Blue and purple; are they the same color?
Yes, in some cultures.
If you think those two colors are different, some would suggest you have a cultural bias. In many parts of the world, in some languages and cultures, there is one word for both colors, blue and purple.
I am not a physicist, but I know we have a color spectrum, a rainbow. We can break the parts of the spectrum in any way, and we can give a color name to each section.
If you learn a new language, keep that principle in mind. Be an Anthropologist.
We should understand that humans always divide larger ideas into smaller categories, and ideas like colors belong to our culture. Ideas are not always true, sometimes they are biased interpretations. Sometimes we slice the pie in different ways.
That explains many of our modern political arguments. Often, we are talking about different things, in the same argument.
We have a classic example of this in the news. This happened among conservative political people, all associated with the US Republican Party.
One member of the Party published a statement, online “There’s no hope for any of us outside of having faith in Jesus Christ alone.”
That statement brought a harsh rebuke from a senior member of the Party “This is one of the most bigoted tweets I have ever seen. Delete it, Lizzie.”
- READ: GOP’s Max Miller, Ilhan Omar clash over ‘bigoted’ Christian post: “You have gone too far‘ | Fox News
It is clear how the Christians divided the spectrum: Jesus / not Jesus. The politician who corrected her had another pattern: Strong Religious Belief [bad] / Weak Religious Belief [good]. For that politician, a devout belief in Jesus is bigotry and must be deleted.
And then someone defended the Christian; a Somali Muslim and a Liberal politician, Ilhan Omar wrote back, “It’s also wrong to speak about religious freedom while simultaneously harassing people who freely express their beliefs,”
This story probably confuses people. Aren’t Christians and Muslims rivals, and sometimes enemies?
It is easy to understand that if Christians can’t believe, Muslims can’t either. The division is believe / don’t believe, be real, or just pretend.
This is a classic case of the people who don’t play the game making the rules. Religious people want to believe, not just express ideas that are vaguely spiritual.
Christians and Muslims have very different beliefs about God, but both groups have beliefs.
There are people, in the world today, who want to weaken belief, until it becomes nothing. When we say that ‘All roads lead to Heaven, and we only need to be spiritual.’ we are removing sincere belief in God.
“There are people, in the world today, who want to weaken belief, until it becomes nothing.”
Personal freedom is so hard to find.
Almost every story about Jesus in the Bible has an argument between people with different world views, or different ways to divide the spectrum.

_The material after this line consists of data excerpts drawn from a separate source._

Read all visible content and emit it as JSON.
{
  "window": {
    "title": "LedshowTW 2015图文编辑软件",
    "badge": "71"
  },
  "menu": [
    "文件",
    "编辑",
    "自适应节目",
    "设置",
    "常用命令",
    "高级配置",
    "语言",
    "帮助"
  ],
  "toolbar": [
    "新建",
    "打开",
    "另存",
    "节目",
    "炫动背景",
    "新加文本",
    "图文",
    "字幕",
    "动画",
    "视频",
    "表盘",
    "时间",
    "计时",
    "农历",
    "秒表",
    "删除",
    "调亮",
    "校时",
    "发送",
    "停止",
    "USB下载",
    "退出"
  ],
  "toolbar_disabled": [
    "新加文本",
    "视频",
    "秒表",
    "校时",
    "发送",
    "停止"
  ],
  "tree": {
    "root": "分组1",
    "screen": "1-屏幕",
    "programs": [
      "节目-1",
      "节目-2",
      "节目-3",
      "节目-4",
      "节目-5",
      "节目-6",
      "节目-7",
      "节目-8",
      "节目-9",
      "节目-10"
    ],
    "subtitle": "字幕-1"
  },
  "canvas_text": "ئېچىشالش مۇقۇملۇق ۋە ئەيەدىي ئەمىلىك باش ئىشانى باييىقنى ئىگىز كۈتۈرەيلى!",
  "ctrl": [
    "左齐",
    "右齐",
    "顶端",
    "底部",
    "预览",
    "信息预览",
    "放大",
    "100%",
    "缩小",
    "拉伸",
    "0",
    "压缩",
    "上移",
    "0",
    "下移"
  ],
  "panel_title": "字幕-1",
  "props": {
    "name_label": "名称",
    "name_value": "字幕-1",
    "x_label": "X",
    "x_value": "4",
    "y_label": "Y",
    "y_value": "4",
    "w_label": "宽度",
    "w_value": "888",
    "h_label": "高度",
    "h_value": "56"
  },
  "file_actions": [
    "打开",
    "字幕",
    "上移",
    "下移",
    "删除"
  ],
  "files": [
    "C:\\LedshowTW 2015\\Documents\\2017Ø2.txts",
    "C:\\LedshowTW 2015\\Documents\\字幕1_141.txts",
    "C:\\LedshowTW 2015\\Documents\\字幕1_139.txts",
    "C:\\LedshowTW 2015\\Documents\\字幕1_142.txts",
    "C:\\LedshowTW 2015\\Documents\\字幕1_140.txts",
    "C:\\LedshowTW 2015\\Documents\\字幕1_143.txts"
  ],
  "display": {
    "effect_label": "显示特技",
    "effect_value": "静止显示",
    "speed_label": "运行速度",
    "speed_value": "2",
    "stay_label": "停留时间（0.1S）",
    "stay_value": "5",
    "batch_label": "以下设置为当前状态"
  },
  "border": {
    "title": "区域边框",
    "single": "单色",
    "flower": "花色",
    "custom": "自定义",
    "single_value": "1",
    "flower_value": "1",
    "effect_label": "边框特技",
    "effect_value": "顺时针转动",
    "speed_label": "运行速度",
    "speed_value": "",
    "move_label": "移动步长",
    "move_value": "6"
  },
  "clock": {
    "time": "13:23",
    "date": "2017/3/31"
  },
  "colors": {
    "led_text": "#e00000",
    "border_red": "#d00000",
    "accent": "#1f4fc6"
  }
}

One of my favorite examples is the story of the woman who was caught in adultery. Some religious leaders brought a woman to Jesus, to have her executed. They wanted Jesus to give his approval, so they could kill her by stoning, and make Jesus like them.
They had a strong case. The religious laws had severe penalties for adultery, and they could correctly stone that woman. Note that they did not bring the man who committed adultery with the woman. He should have been executed too.

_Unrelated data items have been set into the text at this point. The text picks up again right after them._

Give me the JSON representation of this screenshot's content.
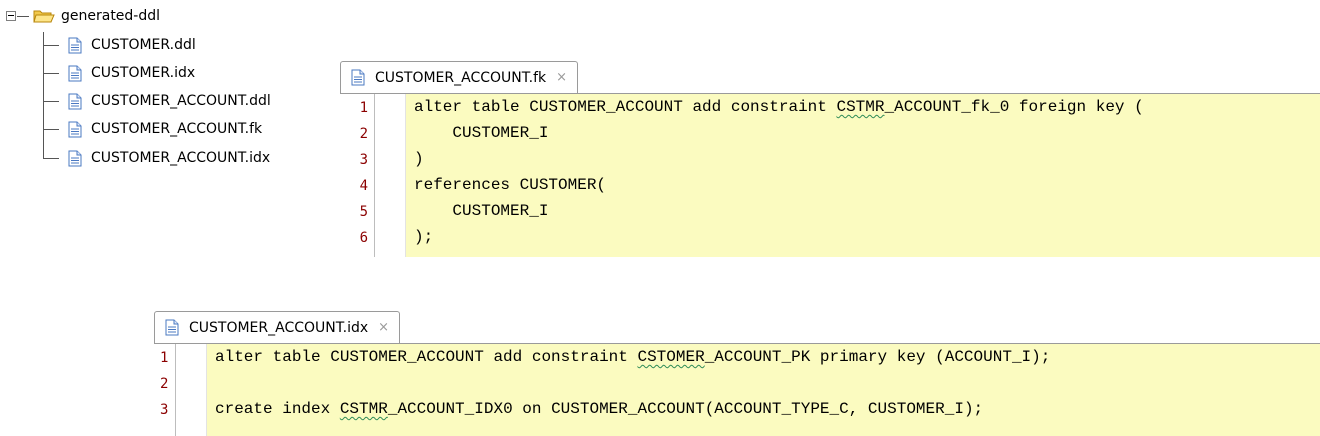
{
  "tree": {
    "root": {
      "label": "generated-ddl",
      "icon": "folder-open-icon"
    },
    "items": [
      {
        "label": "CUSTOMER.ddl",
        "icon": "file-icon"
      },
      {
        "label": "CUSTOMER.idx",
        "icon": "file-icon"
      },
      {
        "label": "CUSTOMER_ACCOUNT.ddl",
        "icon": "file-icon"
      },
      {
        "label": "CUSTOMER_ACCOUNT.fk",
        "icon": "file-icon"
      },
      {
        "label": "CUSTOMER_ACCOUNT.idx",
        "icon": "file-icon"
      }
    ]
  },
  "editors": [
    {
      "tab": {
        "label": "CUSTOMER_ACCOUNT.fk",
        "close": "×"
      },
      "lines": [
        {
          "num": "1",
          "segments": [
            {
              "text": "alter table CUSTOMER_ACCOUNT add constraint "
            },
            {
              "text": "CSTMR",
              "squiggle": true
            },
            {
              "text": "_ACCOUNT_fk_0 foreign key ("
            }
          ]
        },
        {
          "num": "2",
          "segments": [
            {
              "text": "    CUSTOMER_I"
            }
          ]
        },
        {
          "num": "3",
          "segments": [
            {
              "text": ")"
            }
          ]
        },
        {
          "num": "4",
          "segments": [
            {
              "text": "references CUSTOMER("
            }
          ]
        },
        {
          "num": "5",
          "segments": [
            {
              "text": "    CUSTOMER_I"
            }
          ]
        },
        {
          "num": "6",
          "segments": [
            {
              "text": ");"
            }
          ]
        }
      ]
    },
    {
      "tab": {
        "label": "CUSTOMER_ACCOUNT.idx",
        "close": "×"
      },
      "lines": [
        {
          "num": "1",
          "segments": [
            {
              "text": "alter table CUSTOMER_ACCOUNT add constraint "
            },
            {
              "text": "CSTOMER",
              "squiggle": true
            },
            {
              "text": "_ACCOUNT_PK primary key (ACCOUNT_I);"
            }
          ]
        },
        {
          "num": "2",
          "segments": [
            {
              "text": ""
            }
          ]
        },
        {
          "num": "3",
          "segments": [
            {
              "text": "create index "
            },
            {
              "text": "CSTMR",
              "squiggle": true
            },
            {
              "text": "_ACCOUNT_IDX0 on CUSTOMER_ACCOUNT(ACCOUNT_TYPE_C, CUSTOMER_I);"
            }
          ]
        }
      ]
    }
  ],
  "colors": {
    "code_background": "#fbfbc0",
    "line_number": "#8b0000",
    "spellcheck_squiggle": "#2e8b57"
  }
}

The conversation was brief, and Jesus won the argument.
He told the executioners “Let him who is without sin among you be the first to throw a stone at her.” (John 8:7) when they heard it, they went away one by one, beginning with the older ones, and Jesus was left alone with the woman standing before him. Jesus stood up and said to her, “Woman, where are they? Has no one condemned you?” She said, “No one, Lord.” And Jesus said, “Neither do I condemn you; go, and from now on sin no more.” (verses 9, 10, and 11)
Both sides spoke to each other, but they had different conversations. One side focused on the authority to judge and condemn a victim, and Jesus focused on saving the whole world. One person was wrong, and deserved to die / we are all wrong, and deserve eternal punishment. With the Jesus argument, everyone should volunteer to be executed, or find a way to be saved.
That is how to win an argument; find the frame of reference, divide the spectrum correctly, and say what really matters in the bigger picture.